Centuries ago, the renowned philosopher René Descartes warned people that they cannot trust their senses. Thus, your eyes are not seeing what you think they are, and your ears are not hearing what you think they are.
After long discussions in his first and second meditations of the year 1641, he comes to the very conclusion that only reason and the rational mind can be fully trusted, while your senses act as a tool or a bridge towards your reason. Keep in mind that the “senses” bridge must always be questioned. What if the table you see in the room’s corner is not really there at all?
Descartes would have thought. What matters is your presence as a thinking being in that room, regardless of whether that room even existed in the first place.

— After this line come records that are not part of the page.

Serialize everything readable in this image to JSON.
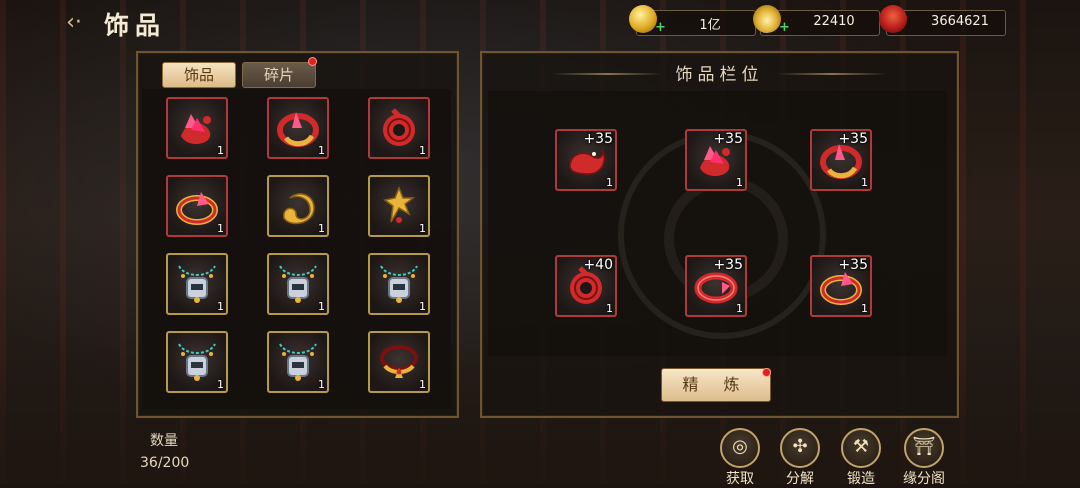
{
  "header": {
    "title": "饰品",
    "currencies": [
      {
        "name": "gold-coin",
        "value": "1亿"
      },
      {
        "name": "gold-ingot",
        "value": "22410"
      },
      {
        "name": "red-bag",
        "value": "3664621"
      }
    ]
  },
  "left": {
    "tabs": [
      {
        "label": "饰品"
      },
      {
        "label": "碎片"
      }
    ],
    "items": [
      {
        "icon": "red-crystal-bracelet-icon",
        "count": "1"
      },
      {
        "icon": "crimson-ring-icon",
        "count": "1"
      },
      {
        "icon": "red-jade-disc-icon",
        "count": "1"
      },
      {
        "icon": "gold-red-ring-icon",
        "count": "1"
      },
      {
        "icon": "gold-cloud-charm-icon",
        "count": "1"
      },
      {
        "icon": "gold-flame-charm-icon",
        "count": "1"
      },
      {
        "icon": "silver-necklace-icon",
        "count": "1"
      },
      {
        "icon": "silver-necklace-icon",
        "count": "1"
      },
      {
        "icon": "silver-necklace-icon",
        "count": "1"
      },
      {
        "icon": "silver-necklace-icon",
        "count": "1"
      },
      {
        "icon": "silver-necklace-icon",
        "count": "1"
      },
      {
        "icon": "gold-torque-necklace-icon",
        "count": "1"
      }
    ],
    "quantity_label": "数量",
    "quantity_value": "36/200"
  },
  "right": {
    "title": "饰品栏位",
    "slots": [
      {
        "icon": "red-dragon-ring-icon",
        "level": "+35",
        "count": "1"
      },
      {
        "icon": "red-crystal-bracelet-icon",
        "level": "+35",
        "count": "1"
      },
      {
        "icon": "crimson-ring-icon",
        "level": "+35",
        "count": "1"
      },
      {
        "icon": "red-jade-disc-icon",
        "level": "+40",
        "count": "1"
      },
      {
        "icon": "red-bangle-icon",
        "level": "+35",
        "count": "1"
      },
      {
        "icon": "gold-red-ring-icon",
        "level": "+35",
        "count": "1"
      }
    ],
    "refine_label": "精 炼"
  },
  "actions": [
    {
      "label": "获取",
      "icon": "obtain-icon",
      "glyph": "◎"
    },
    {
      "label": "分解",
      "icon": "decompose-icon",
      "glyph": "✣"
    },
    {
      "label": "锻造",
      "icon": "hammer-icon",
      "glyph": "⚒"
    },
    {
      "label": "缘分阁",
      "icon": "pavilion-icon",
      "glyph": "⛩"
    }
  ],
  "colors": {
    "red_border": "#b03a3a",
    "gold_border": "#b79a47",
    "accent": "#dcbb88"
  }
}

Philosophy scholar Patterson wrote in 2016 on Descartes’ warning of the deceitfulness of the senses and belief that this deceitfulness of the senses began in childhood, when we are naturally drawn to first-hand appearances and feelings.

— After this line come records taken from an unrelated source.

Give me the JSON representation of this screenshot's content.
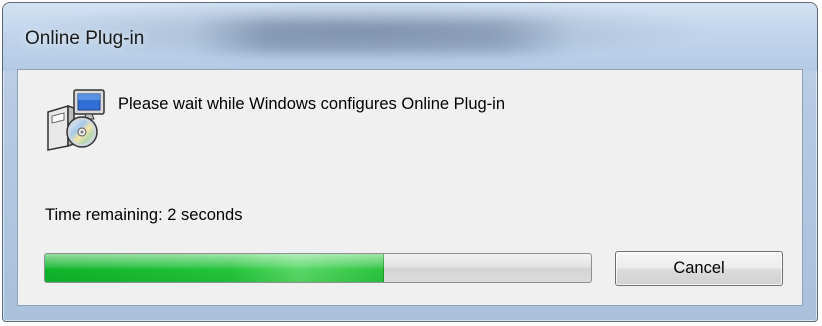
{
  "window": {
    "title": "Online Plug-in"
  },
  "dialog": {
    "icon": "installer-icon",
    "message": "Please wait while Windows configures Online Plug-in",
    "time_remaining": "Time remaining: 2 seconds",
    "progress_fraction": 0.62,
    "cancel_label": "Cancel"
  },
  "colors": {
    "progress_green": "#24c43a",
    "content_background": "#f0f0f0",
    "titlebar_blue": "#c1d5ec"
  }
}
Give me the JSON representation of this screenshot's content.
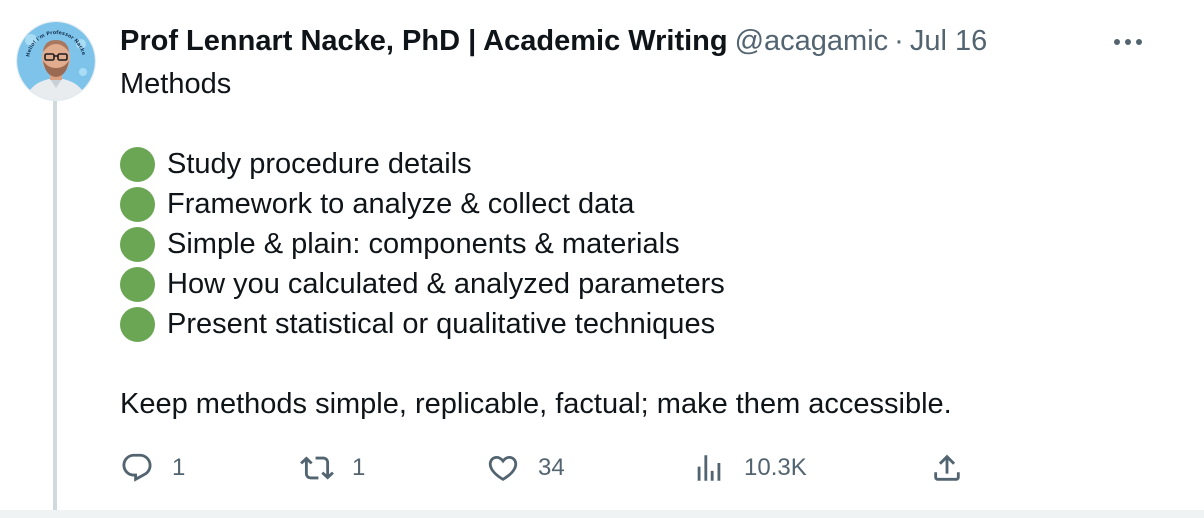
{
  "tweet": {
    "author_name": "Prof Lennart Nacke, PhD | Academic Writing",
    "handle": "@acagamic",
    "separator": "·",
    "date": "Jul 16",
    "intro": "Methods",
    "bullets": [
      "Study procedure details",
      "Framework to analyze & collect data",
      "Simple & plain: components & materials",
      "How you calculated & analyzed parameters",
      "Present statistical or qualitative techniques"
    ],
    "closing": "Keep methods simple, replicable, factual; make them accessible.",
    "bullet_color": "#6ba654"
  },
  "avatar": {
    "badge_text": "Hello! I'm Professor Nacke"
  },
  "actions": {
    "replies": "1",
    "retweets": "1",
    "likes": "34",
    "views": "10.3K"
  },
  "icons": {
    "more": "more-horizontal-icon",
    "reply": "reply-icon",
    "retweet": "retweet-icon",
    "like": "heart-icon",
    "views": "analytics-icon",
    "share": "share-icon"
  },
  "colors": {
    "text": "#0f1419",
    "secondary": "#536471",
    "thread_line": "#cfd9de"
  }
}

That’s why Descartes takes credit for saying reason must always come first.
What first comes to my mind when I ask myself how senses deceive us in our day-to-day lives is through our eyes. Optical illusions are real-world proof of Descartes’ claim on the deception of the senses.
Researcher Henke, in his 2024 review, looked at studies showing how optical illusions fool perception, but surprisingly, not action. The brain uses separate systems to operate: one sees and one acts. What people see can be tricked easily, like mistaking a ghost in the dark when, in reality, it was a jacket thrown on a chair. While movements often respond more accurately to reality, like your body stopping and checking for dangers until you finally realize it’s a jacket.

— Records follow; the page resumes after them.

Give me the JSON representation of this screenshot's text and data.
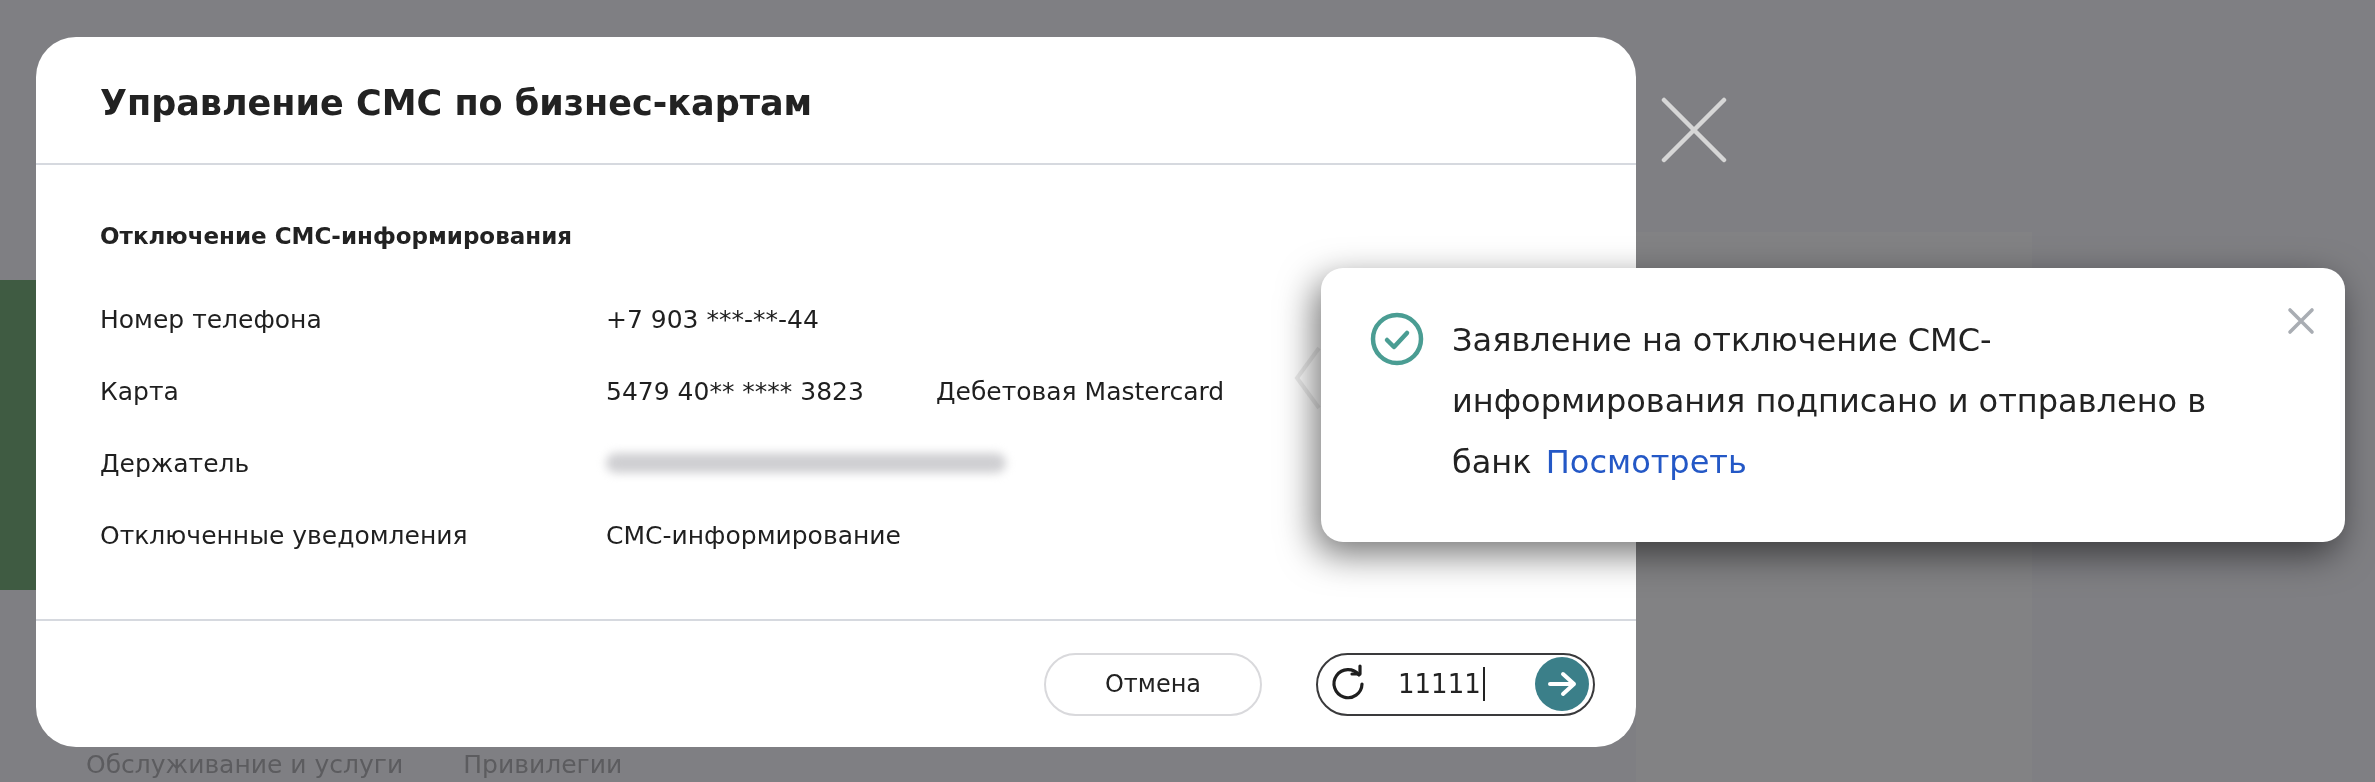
{
  "background_page": {
    "nav_items": [
      "Обслуживание и услуги",
      "Привилегии"
    ]
  },
  "dialog": {
    "title": "Управление СМС по бизнес-картам",
    "section_title": "Отключение СМС-информирования",
    "rows": [
      {
        "label": "Номер телефона",
        "values": [
          "+7 903 ***-**-44"
        ],
        "blurred": false
      },
      {
        "label": "Карта",
        "values": [
          "5479 40** **** 3823",
          "Дебетовая Mastercard"
        ],
        "blurred": false
      },
      {
        "label": "Держатель",
        "blurred": true
      },
      {
        "label": "Отключенные уведомления",
        "values": [
          "СМС-информирование"
        ],
        "blurred": false
      }
    ],
    "cancel_button": "Отмена",
    "code_field": {
      "value": "11111",
      "focused": true
    }
  },
  "toast": {
    "message": "Заявление на отключение СМС-информирования подписано и отправлено в банк",
    "link": "Посмотреть"
  }
}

Try this one yourself and Google “the Müller-Lyer illusion” as a real optical illusion, where two lines of equal length appear different due to the arrows one pointing in and the other pointing out. Now, even when knowing and realizing it as a trick, your eyes still report the wrong length, seeing one always bigger than the other.
Henke concludes that illusions affect perception more than actions. In other words, people still act on what is real in the correct sense, even when their senses are reporting it otherwise.
Levon Babajanyan, an AUA philosophy professor, says that Descartes’ claim of the senses being inherently deceptive is extremely relevant: “Optical illusions are the simplest reminder that what we perceive is not always what is. But the point becomes even more urgent when we consider digital misinformation and manipulated media, in this environment where our “sensory data” often reaches us through technological filters.. These not only exploit the fallibility of our senses but also our trust in them.”
At the same time, Babajanyan said he would not go as far as Descartes’ teachings did in indicating that reason alone provides reliable knowledge: “Our rationality is built on sensory input, and without it, reason has nothing to work with. What we need today, perhaps more than ever, is not a stark opposition between sense and reason, but a critical interplays,” he illustrates.
“Descartes’ relevance today lies in cultivating epistemic virtues: critical thinking, cross-checking sources and awareness of our cognitive and perceptual limits. In this way, reason does not replace the senses, but disciplines them.”
AUA BAB junior Anna Aslibekyan, believes that Descartes’ argument “has become more relevant with the occurrence of AI and misinformation. However, trying to be absolutely rational is not realistic, especially when we are faced with misinformation that can trigger and disturb our emotional state.” Asilbekyan states that , people should prioritize emotional intelligence to experience all the sensory data and at the same time not base decisions solely on it.So, would you trust or not trust the senses?
Dr. Parvizian expanded on Descartes’ points in 2021, connecting doubts about the senses with views on memory. The idea was that memory, like sound and sight, can mislead. “Descartes knew that memory sometimes misleads or deceives us,” Parvizian wrote.
For Descartes, knowledge is not just about what people see and sense. Knowledge is about what people can be able to understand through reason, reflection, and disciplined thought. But can we deny our senses completely? Or question Descartes’ argument continuously?
Should it be: because I sense, I think, therefore I am? What do you think? Or sense?